課題収集の難しさ:現場からのフィードバックとして集まる意見は、「人手不足」「仕事が多過ぎる」といった漠然とした不満が多く、具体的な課題につなげることが難しい。
2.
形骸化した委員会:定期的に行われる会議では、管理者の報告が中心で議論が生まれず、参加した職員の負担だけが増す現状があります。
3.
具体策の欠如:問題を認識していても、実行可能な解決策が思いつかず、「精神論」に終わってしまうことが多く、同じ問題が繰り返されてしまいます。
このような問題を打破するために、
Care Insightは全国の介護事業所の生産性向上を支援してきたコンサルタントの知恵をAIに凝縮し、これまでの「負のループ」を断ち切るための道具として開発されました。
■ Care Insightの特長
Care Insightの最大の魅力は、ユーザーが難しい操作を一切行わず、AIに話しかけることで生産性向上のサイクルを効果的に回すことができる点です。
1. AIによる課題の具体化
スタッフがQRコードを通じてAIに困りごとを報告できるシステムを導入しています。AIはその対話を通じて、漠然とした不満を明確な課題として整理しながら収集。集まった情報は自動的に11のカテゴリに分類され、委員会の議題にするための「因果関係図」として可視化されます。
2. 自然な議論の創出
AIが課題に対して適切な問いを立て、議論の方向性を導くことで、単なる報告から深い分析へと進化します。
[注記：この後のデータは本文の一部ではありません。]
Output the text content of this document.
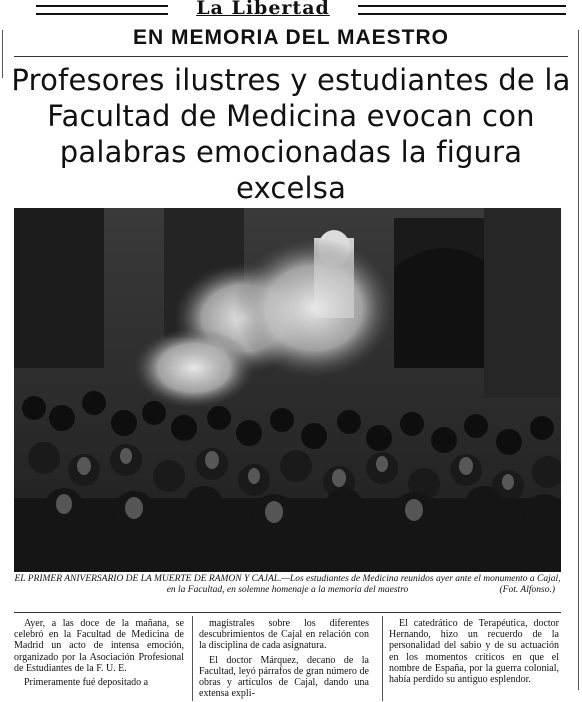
La Libertad
EN MEMORIA DEL MAESTRO
Profesores ilustres y estudiantes de la
Facultad de Medicina evocan con
palabras emocionadas la figura excelsa
EL PRIMER ANIVERSARIO DE LA MUERTE DE RAMON Y CAJAL.—Los estudiantes de Medicina reunidos ayer ante el monumento a Cajal, en la Facultad, en solemne homenaje a la memoria del maestro	(Fot. Alfonso.)

Ayer, a las doce de la mañana, se celebró en la Facultad de Medicina de Madrid un acto de intensa emoción, organizado por la Asociación Profesional de Estudiantes de la F. U. E.

Primeramente fué depositado a

magistrales sobre los diferentes descubrimientos de Cajal en relación con la disciplina de cada asignatura.

El doctor Márquez, decano de la Facultad, leyó párrafos de gran número de obras y artículos de Cajal, dando una extensa expli-

El catedrático de Terapéutica, doctor Hernando, hizo un recuerdo de la personalidad del sabio y de su actuación en los momentos críticos en que el nombre de España, por la guerra colonial, había perdido su antiguo esplendor.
話した内容はAIによって要約・記録されるため、議事録作成の手間を省くことができるという優れた機能があります。
3. 改善計画の具体化
決定された改善策は、具体的なタスクとして落とし込まれ、自動でガントチャート形式で表示されます。予定の変更や進捗の記録も簡単に話すだけで行うことが可能で、AIが進捗管理をサポートします。
■ 各種加算への対応
このような
Care Insightの利用により、生産性向上推進体制加算や介護職員等処遇改善加算といった要件にも対応でき、現場の生き生きとした取り組みを支援します。
■ 今後の展望
将来的には、
Care Insightを活用して特定された課題に対し、さらなるソリューション提供に繋げていく計画です。また、既に提供されているAI音声認識議事録作成アプリ「オトノート」と連携することで、課題発見から解決までをスムーズに繋いでいく基盤を構築することを目指しています。
■ 代表のコメント
代表の那須智樹氏は、現場の状況を良く理解しており、何をどうしたらいいか分からない現場を「救いたい」と熱く語ります。「ICTを導入しても効果がなく」「どこから手を付ければいいかわからない」との声に応えるべく、コンサルティングのノウハウを注ぎ込んだのが
Care Insightです。介護現場の職員にとって、このAIが生産性向上のクルマとなることを願っています。
■ True Northについて
True Northは、生産性向上とDX推進に特化したコンサルティング事業者で、介護事業所向けに伴走型支援を展開しています。代表の那須智樹氏は、東京大学大学院卒業後にキャリアを積んできた経歴を持ち、介護業界の知見に基づく支援を行っています。今後、介護現場の生産性向上に向けた新たな一歩を踏み出すためには、
Care Insightの活用が不可欠になるでしょう。